A couple of notes on where I am with my ESXi to Proxmox move.
What I have done:
- I finally bit the bullet and deleted all of my iSCSI LUNs for ESXi – they were simply wasting space at this point.
- I also moved from iSCSI to NFS for my Proxmox VMs. The main difference between iSCSI and NFS is that iSCSI shares data on the block level, and NFS shares data on the file level. Performance is almost the same, but, in some situations, iSCSI can provide better results. For my purposes NFS is fine.
- And NFS has the benefit that I can access the VMs on the NAS in Synology File Station. There is a level of comfort in being able to “see” all of my VMs without having to set up an iSCSI initiator.
- I haven’t worked on network bonding for the NFS 10 GbE connections. Frankly, I do not think I will see any benefits and “added complexity equals added problems.”
- Both my “production” (PROD) Proxmox server (DL380 G9) and my “development” (DEV) Proxmox server (DL360 G8) can access the same NFS shares. That means that my ISOs are shared as well as my Proxmox backups.
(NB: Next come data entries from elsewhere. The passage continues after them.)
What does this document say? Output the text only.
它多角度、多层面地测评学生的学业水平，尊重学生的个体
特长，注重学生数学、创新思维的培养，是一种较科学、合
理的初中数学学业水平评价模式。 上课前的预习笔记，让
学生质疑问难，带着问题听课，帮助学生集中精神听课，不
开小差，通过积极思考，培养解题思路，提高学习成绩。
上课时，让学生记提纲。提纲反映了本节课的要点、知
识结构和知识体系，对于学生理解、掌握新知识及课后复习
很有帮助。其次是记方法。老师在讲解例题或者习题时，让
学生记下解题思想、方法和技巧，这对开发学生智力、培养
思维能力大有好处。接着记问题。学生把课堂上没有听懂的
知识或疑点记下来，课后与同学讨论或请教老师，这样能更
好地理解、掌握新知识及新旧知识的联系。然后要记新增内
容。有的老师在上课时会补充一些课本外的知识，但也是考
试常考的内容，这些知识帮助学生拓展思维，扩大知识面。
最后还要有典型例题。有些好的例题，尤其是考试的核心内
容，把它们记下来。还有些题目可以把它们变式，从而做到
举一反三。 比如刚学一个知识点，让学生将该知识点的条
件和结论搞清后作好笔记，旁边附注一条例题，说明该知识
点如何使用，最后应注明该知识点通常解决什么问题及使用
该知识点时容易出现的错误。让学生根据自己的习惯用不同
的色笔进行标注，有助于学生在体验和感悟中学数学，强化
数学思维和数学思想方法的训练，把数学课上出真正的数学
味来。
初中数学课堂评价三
This also means that I can create a VM on the DEV box and, by backing up the VM to the shared backup location, restore it to the PROD box. While not the smoothest method, it is a rather neat workaround. I do have to be careful about starting any VMs that are visible to both servers, otherwise “bad things” would happen.
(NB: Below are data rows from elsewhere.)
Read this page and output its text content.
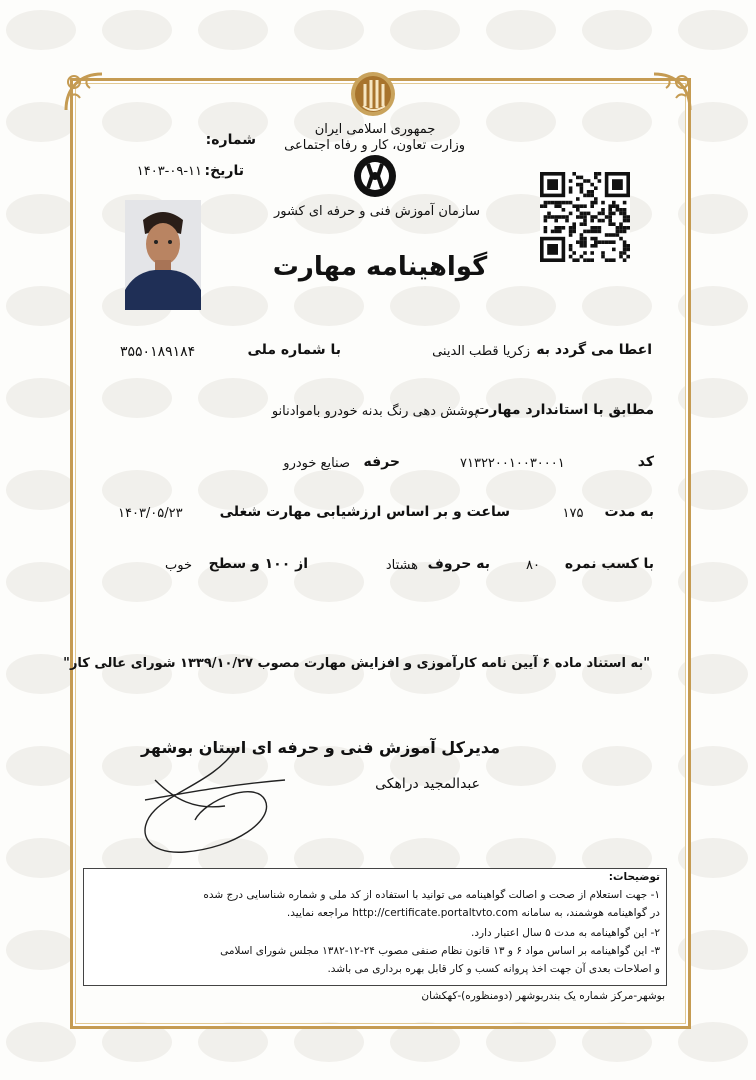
جمهوری اسلامی ایران
وزارت تعاون، کار و رفاه اجتماعی
سازمان آموزش فنی و حرفه ای کشور
شماره:
تاریخ:
۱۴۰۳-۰۹-۱۱
گواهینامه مهارت
اعطا می گردد به
زکریا قطب الدینی
با شماره ملی
۳۵۵۰۱۸۹۱۸۴
مطابق با استاندارد مهارت
پوشش دهی رنگ بدنه خودرو باموادنانو
کد
۷۱۳۲۲۰۰۱۰۰۳۰۰۰۱
حرفه
صنایع خودرو
به مدت
۱۷۵
ساعت و بر اساس ارزشیابی مهارت شغلی
۱۴۰۳/۰۵/۲۳
با کسب نمره
۸۰
به حروف
هشتاد
از ۱۰۰ و سطح
خوب
"به استناد ماده ۶ آیین نامه کارآموزی و افزایش مهارت مصوب ۱۳۳۹/۱۰/۲۷ شورای عالی کار"
مدیرکل آموزش فنی و حرفه ای استان بوشهر
عبدالمجید دراهکی
توضیحات:
۱- جهت استعلام از صحت و اصالت گواهینامه می توانید با استفاده از کد ملی و شماره شناسایی درج شده
در گواهینامه هوشمند، به سامانه http://certificate.portaltvto.com مراجعه نمایید.
۲- این گواهینامه به مدت ۵ سال اعتبار دارد.
۳- این گواهینامه بر اساس مواد ۶ و ۱۳ قانون نظام صنفی مصوب ۲۴-۱۲-۱۳۸۲ مجلس شورای اسلامی
و اصلاحات بعدی آن جهت اخذ پروانه کسب و کار قابل بهره برداری می باشد.
بوشهر-مرکز شماره یک بندربوشهر (دومنظوره)-کهکشان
- I have moved a number of full VMs to LXC containers. Things like my reverse proxy, a DNS server, Home Assistant (I don’t really have any devices for this yet but with Z-Wave it will give me something to do 🙂 ), and Pi-Hole. There is really no need to have a full blown VM for these simple services. Proxmox makes it easy.
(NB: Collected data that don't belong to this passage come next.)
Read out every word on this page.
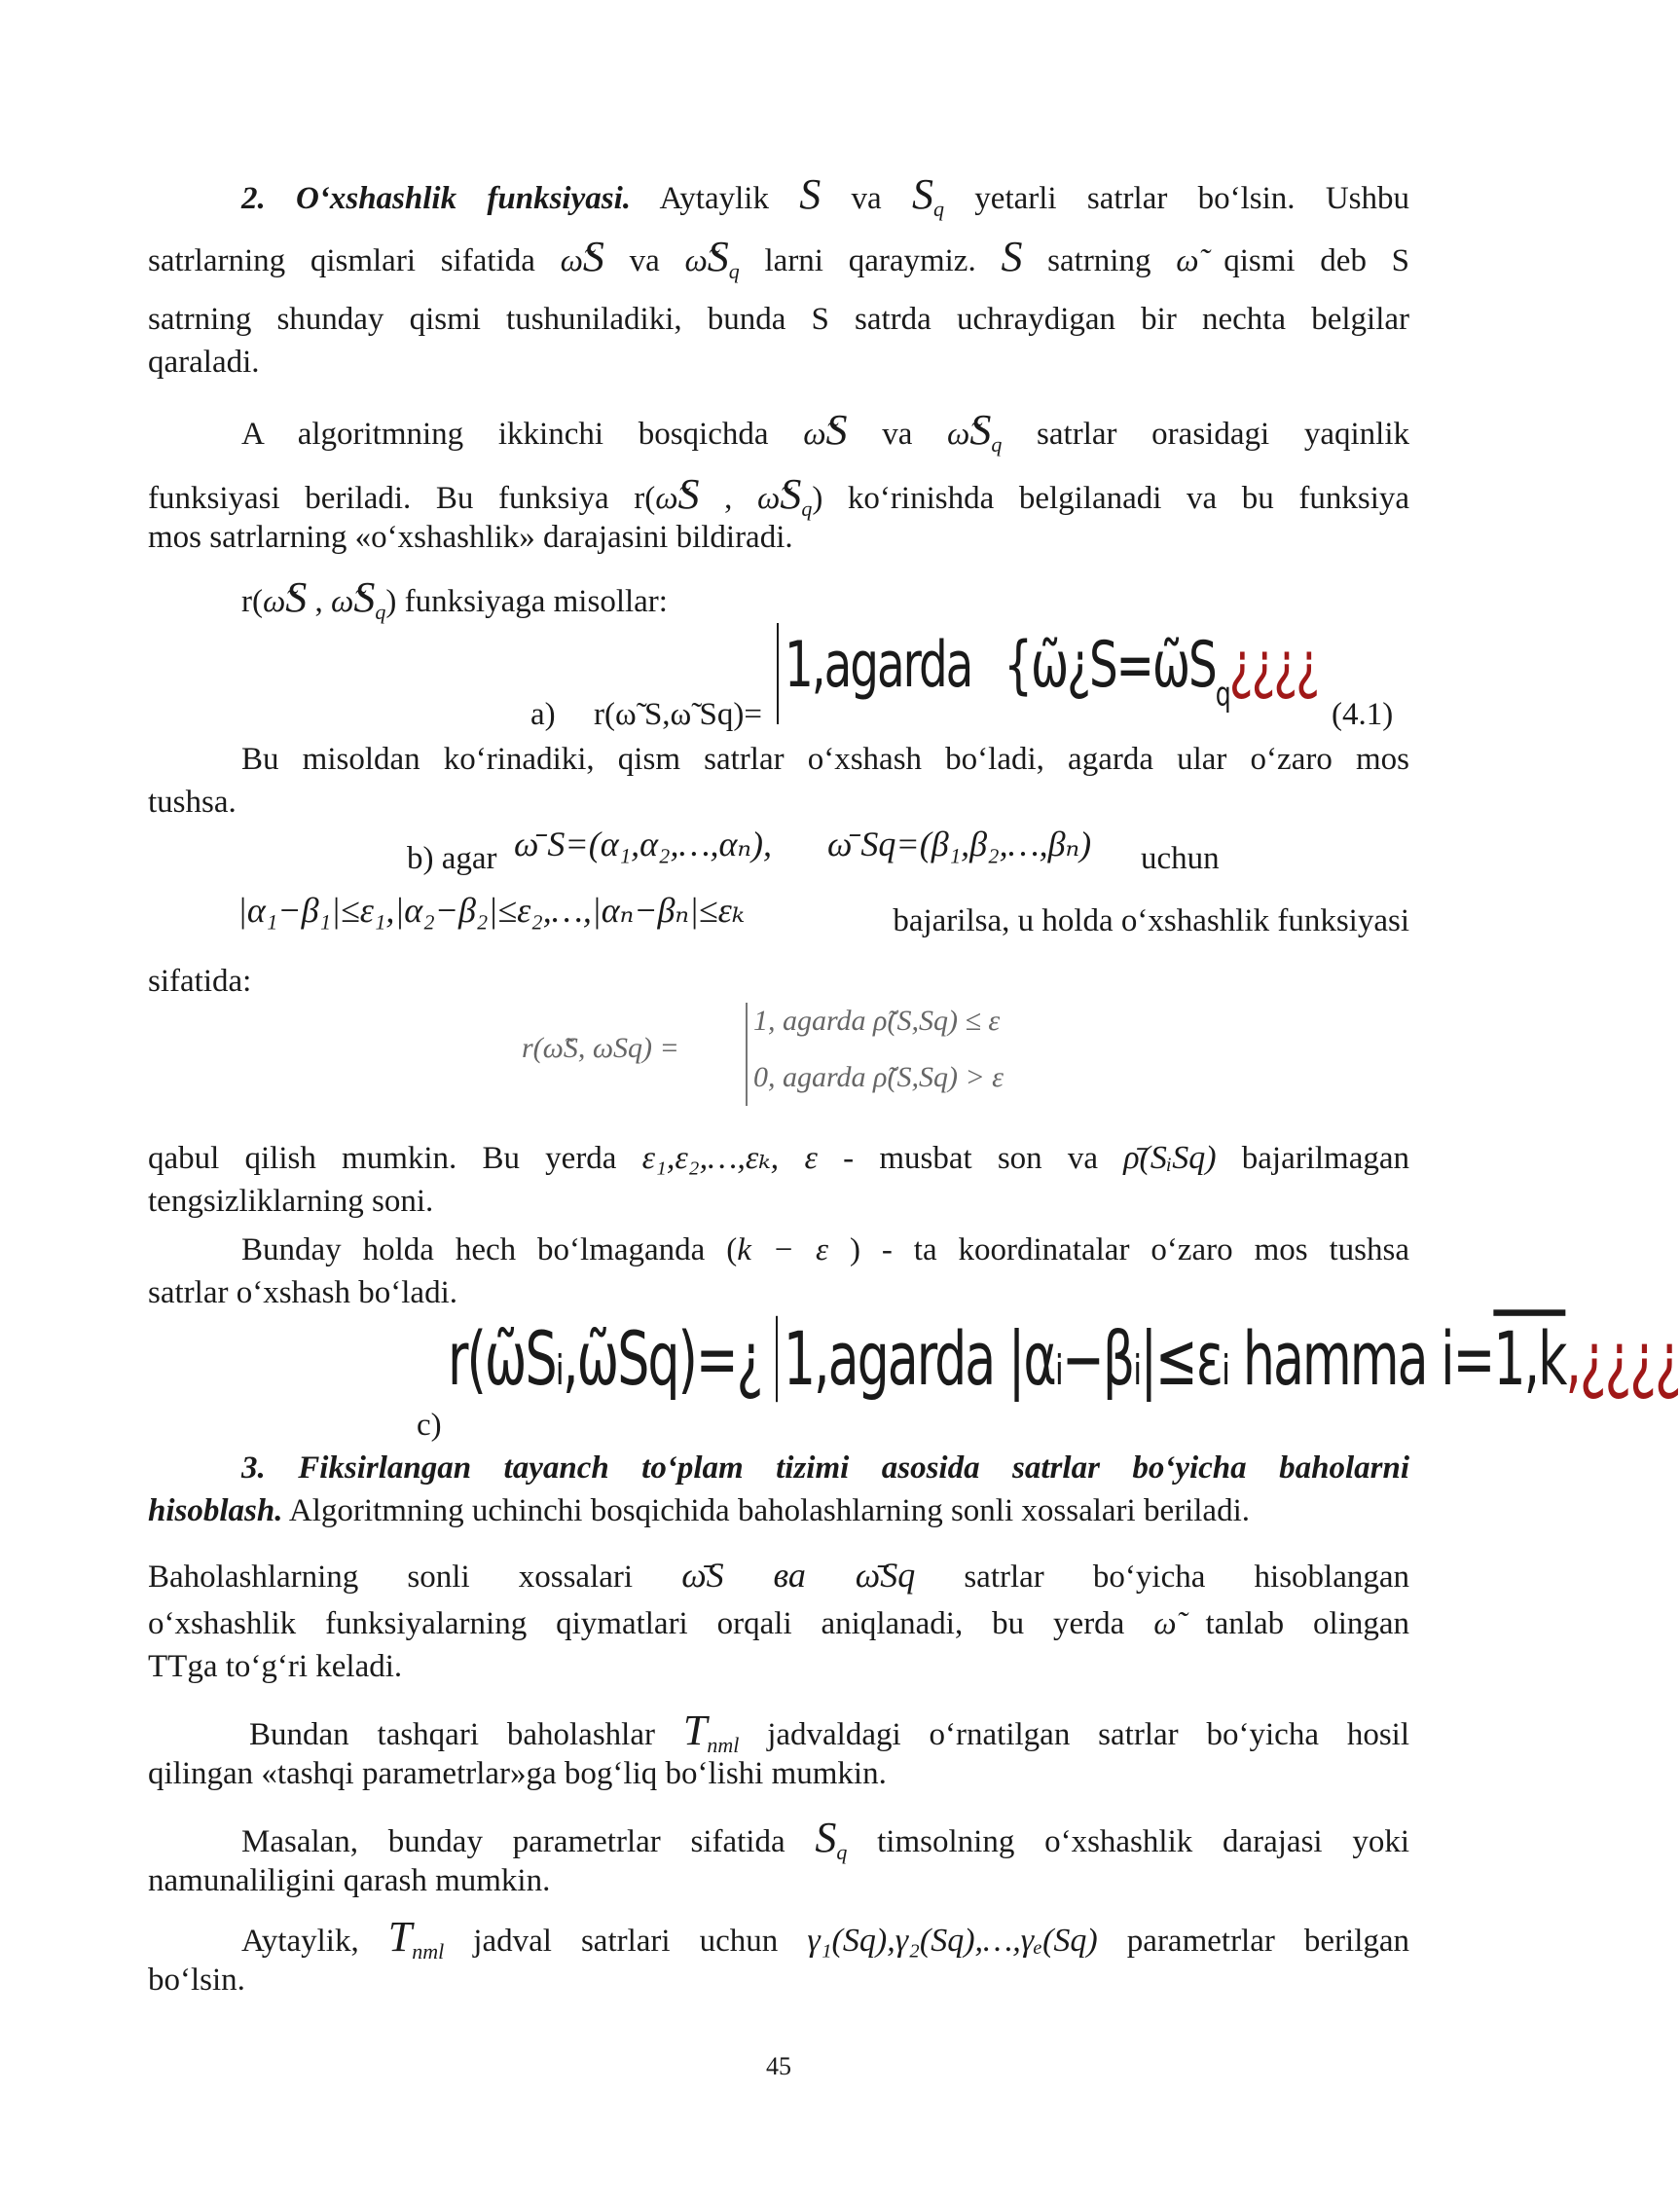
2. O‘xshashlik funksiyasi. Aytaylik S va $S_q$ yetarli satrlar bo‘lsin. Ushbu
satrlarning qismlari sifatida ω̃S va $\omegãS_q$ larni qaraymiz. S satrning ω̃ qismi deb S
satrning shunday qismi tushuniladiki, bunda S satrda uchraydigan bir nechta belgilar
qaraladi.
A algoritmning ikkinchi bosqichda ω̃S va $\omegãS_q$ satrlar orasidagi yaqinlik
funksiyasi beriladi. Bu funksiya r(ω̃S , $\omegãS_q$) ko‘rinishda belgilanadi va bu funksiya
mos satrlarning «o‘xshashlik» darajasini bildiradi.
r(ω̃S , $\omegãS_q$) funksiyaga misollar:
a) r(ω̃ S,ω̃ Sq)=
1,agarda {$\omegã¿S=\omegãS_q¿¿¿¿$
(4.1)
Bu misoldan ko‘rinadiki, qism satrlar o‘xshash bo‘ladi, agarda ular o‘zaro mos
tushsa.
b) agar ω̄ S=(α₁,α₂,…,αₙ), ω̄ Sq=(β₁,β₂,…,βₙ) uchun
|α₁−β₁|≤ε₁,|α₂−β₂|≤ε₂,…,|αₙ−βₙ|≤εₖ	bajarilsa, u holda o‘xshashlik funksiyasi
sifatida:
r(ω̃S, ωSq) =
1, agarda ρ̃(S,Sq) ≤ ε
0, agarda ρ̃(S,Sq) > ε
qabul qilish mumkin. Bu yerda ε₁,ε₂,…,εₖ, ε - musbat son va ρ̄(SᵢSq) bajarilmagan
tengsizliklarning soni.
Bunday holda hech bo‘lmaganda (k − ε ) - ta koordinatalar o‘zaro mos tushsa
satrlar o‘xshash bo‘ladi.
r(ω̃Sᵢ,ω̃Sq)=¿ 1,agarda |αᵢ−βᵢ|≤εᵢ hamma i=1,k,¿¿¿¿
c)
3. Fiksirlangan tayanch to‘plam tizimi asosida satrlar bo‘yicha baholarni
hisoblash. Algoritmning uchinchi bosqichida baholashlarning sonli xossalari beriladi.
Baholashlarning sonli xossalari ω̄S ва ω̄Sq satrlar bo‘yicha hisoblangan
o‘xshashlik funksiyalarning qiymatlari orqali aniqlanadi, bu yerda ω̃ tanlab olingan
TTga to‘g‘ri keladi.
Bundan tashqari baholashlar $T_{nml}$ jadvaldagi o‘rnatilgan satrlar bo‘yicha hosil
qilingan «tashqi parametrlar»ga bog‘liq bo‘lishi mumkin.
Masalan, bunday parametrlar sifatida $S_q$ timsolning o‘xshashlik darajasi yoki
namunaliligini qarash mumkin.
Aytaylik, $T_{nml}$ jadval satrlari uchun γ₁(Sq),γ₂(Sq),…,γₑ(Sq) parametrlar berilgan
bo‘lsin.
45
- Pi-Hole – not part of Proxmox (other that it runs in an LXC container) but I finally got around to setting up Pi-Hole. A couple of additional configs were needed as Pi-Hole sits on one subnet while my wired and wireless devices sit on other subnets to get it working for my clients. And, WOW!, the amount of ads, etc. that are blocked are crazy. Here are the last 24 hour stats – 51.4% blocked requests?!?!?!
The To-Do (or think-about) list:
- Adding a Unifi Link Aggregation switch – while both Proxmox nodes are connected directly to the Synology NAS, they cannot connect directly to each other for storage. One node is using the 172.16.10.0/24 subnet and the other 172.168.20.0/24 with one of the two10 GbE port of the NAS assigned to each. With the switch I can have them both on the same subnet (yes, I know that I could have “broken” the 172.16.10/0 subnet in two using /25).
- Adding a “one litre” PC (such as a HP EliteDesk 705 G3) with Proxmox installed and setting up the DL360 and DL380 as a cluster using the 705 to complete the quorum. Allowing the 705 (or whatever) access to storage may be beneficial, but the 705 does not have 10 GbE. I *think* that the main nodes need to have storage on the same subnet to work correctly (I haven’t read up on that, yet). The jury is still out on that given the cost of electricity, heat (not so bad in winter) and noise (the rack sits behind me in my office).